Because of the noted failure to prove that the collision of the trucks was a foreseeable thing likely to occur "there is a complete absence of probative facts" to support a verdict and it must be held that the plaintiff failed to make a submissible case against the Terminal Railroad Association.

The defendant Railway Express Agency contends that it was guilty of no negligence when its operator stopped the tractor without warning because the stop may have been necessary and that negligence can only be concluded from the evidence by conjecture and guesswork. We are cited to several cases uniformly holding that where the evidence is circumstantial and the plaintiff's injury arose from one of two or more causes, for only one of which the defendant would be liable, then no case has been made. These citations, however, are not applicable to the evidence before us for the physical cause of the injury is fully proven. The injury arose from a collision between the truck pulled by the plaintiff and the one in front of it when a tractor at the head of the line stopped suddenly without warning.

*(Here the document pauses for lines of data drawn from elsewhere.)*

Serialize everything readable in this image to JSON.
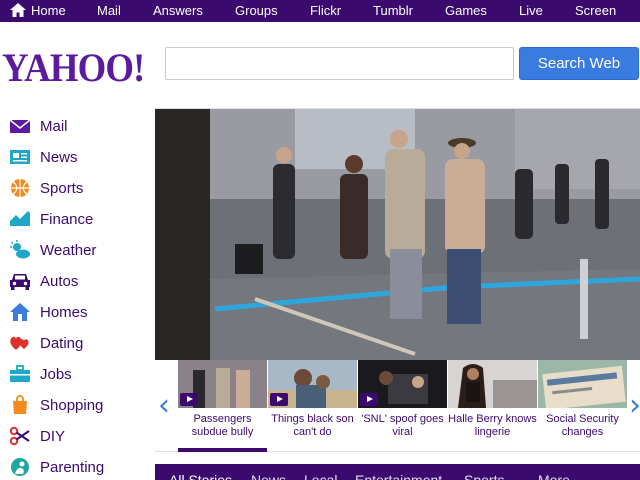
{
  "topnav": {
    "items": [
      "Home",
      "Mail",
      "Answers",
      "Groups",
      "Flickr",
      "Tumblr",
      "Games",
      "Live",
      "Screen"
    ]
  },
  "header": {
    "logo": "YAHOO!",
    "search_placeholder": "",
    "search_button": "Search Web"
  },
  "sidebar": {
    "items": [
      {
        "label": "Mail",
        "icon": "mail-icon"
      },
      {
        "label": "News",
        "icon": "news-icon"
      },
      {
        "label": "Sports",
        "icon": "sports-icon"
      },
      {
        "label": "Finance",
        "icon": "finance-icon"
      },
      {
        "label": "Weather",
        "icon": "weather-icon"
      },
      {
        "label": "Autos",
        "icon": "autos-icon"
      },
      {
        "label": "Homes",
        "icon": "homes-icon"
      },
      {
        "label": "Dating",
        "icon": "dating-icon"
      },
      {
        "label": "Jobs",
        "icon": "jobs-icon"
      },
      {
        "label": "Shopping",
        "icon": "shopping-icon"
      },
      {
        "label": "DIY",
        "icon": "diy-icon"
      },
      {
        "label": "Parenting",
        "icon": "parenting-icon"
      }
    ]
  },
  "carousel": {
    "prev": "‹",
    "next": "›",
    "items": [
      {
        "caption": "Passengers subdue bully",
        "video": true,
        "active": true
      },
      {
        "caption": "Things black son can't do",
        "video": true,
        "active": false
      },
      {
        "caption": "'SNL' spoof goes viral",
        "video": true,
        "active": false
      },
      {
        "caption": "Halle Berry knows lingerie",
        "video": false,
        "active": false
      },
      {
        "caption": "Social Security changes",
        "video": false,
        "active": false
      }
    ]
  },
  "tabs": {
    "items": [
      "All Stories",
      "News",
      "Local",
      "Entertainment",
      "Sports",
      "More"
    ]
  },
  "colors": {
    "brand": "#3b0a6f",
    "logo": "#5c1a9e",
    "button": "#3a7be0"
  }
}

In Kimberling v. Wabash R. Co., our Supreme Court said:

"The test of whether there is a causal connection between the alleged negligence and the injury is that the facts show that, absent the negligent act, the injury would not have occurred."

Here the injury would not have occurred if the tractor had not suddenly stopped. So it appears that the causal connection between the act of stopping the tractor and the injury was fully established.

It remained for the jury to determine from the evidence the question of negligence and if it could conclude that the act of stopping without warning was negligent, then both the negligence and its causal connection with the injury were sufficiently established to support a verdict against the Railway Express Agency.

There was a great amount of traffic in the subway and the tractor operator knew or should have known that he was probably closely followed by hand drawn trucks. This was the usual and customary thing and because of it, it was also customary to shout a warning when a tractor was brought to a sudden stop. The uncontradicted evidence shows that the tractor was stopped without warning and since a reasonable and prudent man would not have done this under the existing circumstances, there was sufficient proof of negligence. There may have been some excuse for the stop and the failure to warn, but the plaintiff's evidence need not exclude causes for which the defendant would not be liable. In other words, the plaintiff's evidence need not exclude the possibility that the sudden stop was necessary and that no warning could be given. If such was the situation it was a matter of defense. See State ex rel. City of St. Charles v. Haid; Anderson v. Asphalt Distributing Co.; and Long v. F. W. Woolworth & Co. It follows that the court properly denied the motion on behalf of the Railway Express Agency for a directed verdict.

It is also contended by the Railway Express Agency that the court erroneously gave instruction No. 2. This instruction deals with the negligence in the sudden stopping of the tractor without warning, and the objection made to it is that there is no evidence that the driver of the tractor could have warned the plaintiff or made a slower stop so as to avoid the collision. This objection relates back to the point previously discussed which has been ruled against the appellant. The instruction appears in proper form and it follows that the judgment against the Railway Express Agency should be affirmed.

It is therefore recommended that the judgment be reversed as to the Terminal Railroad Association of St. Louis and affirmed as to the Railway Express Agency.

PER CURIAM.

The foregoing opinion of WOLFE, C., is adopted as the opinion of the court.

The judgment of the circuit court is accordingly reversed as to defendant Terminal Railroad Association of St. Louis and affirmed as to defendant Railway Express Agency.

ANDERSON, P. J., and HUGHES and McCULLEN, JJ., concur.

Whitaker v. Terminal R. Ass'n of St. Louis, 224 S.W.2d 606 (Mo. App. 1949).